Anyone make Muskie jigs and or spinnerbaits on here? Looking to buy some. I rather support a OGF member then buy from a tackle shop.....


----------



## ironman172 (Apr 12, 2009)

Fishingislife said:


> Anyone make Muskie jigs and or spinnerbaits on here? Looking to buy some. I rather support a OGF member then buy from a tackle shop.....

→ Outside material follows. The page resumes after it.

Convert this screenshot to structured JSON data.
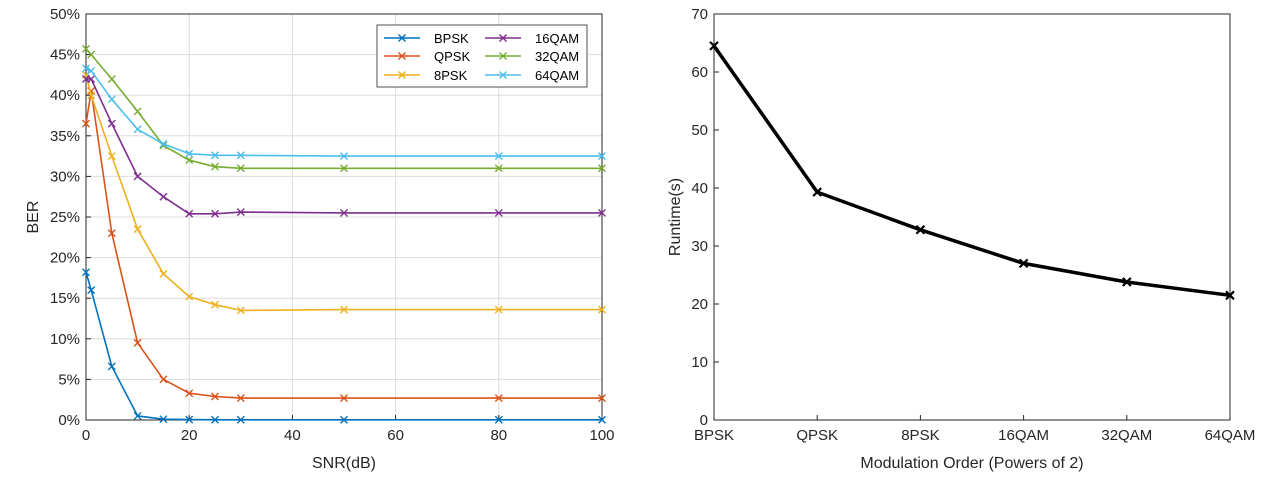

just curious what a muskie jig would look like??  I make some for the ocean fish....but not sure about a muskie....I know what spinner baits to use and in lines ....maybe i have something i could use this spring here for the muskie's I have been neglecting in the basement 

did some searching on the net so I have a good idea now....thanks for the post and raising my curiosity up ....will have to try some in the spring


----------



## fishing_marshall (Jun 12, 2004)

Bulldawg on here makes some very nice musky spinnerbaits. I had action on them at leesville and piedmont this past year.


----------



## ranger373v (Oct 26, 2012)

what size spinner bait? my momma has caught a few on a lil 1/4 ouncer at caesar creek 3 times this year!!! bass fishin!


----------



## Fishingislife (May 20, 2004)

fishing_marshall said:


> Bulldawg on here makes some very nice musky spinnerbaits. I had action on them at leesville and piedmont this past year.




Yes I am aware of Bulldawg making them, he has not gotten back to me.


----------



## leeabu (Apr 10, 2004)

PM me with what you are looking for. I custom make to order spinnerbaits.


----------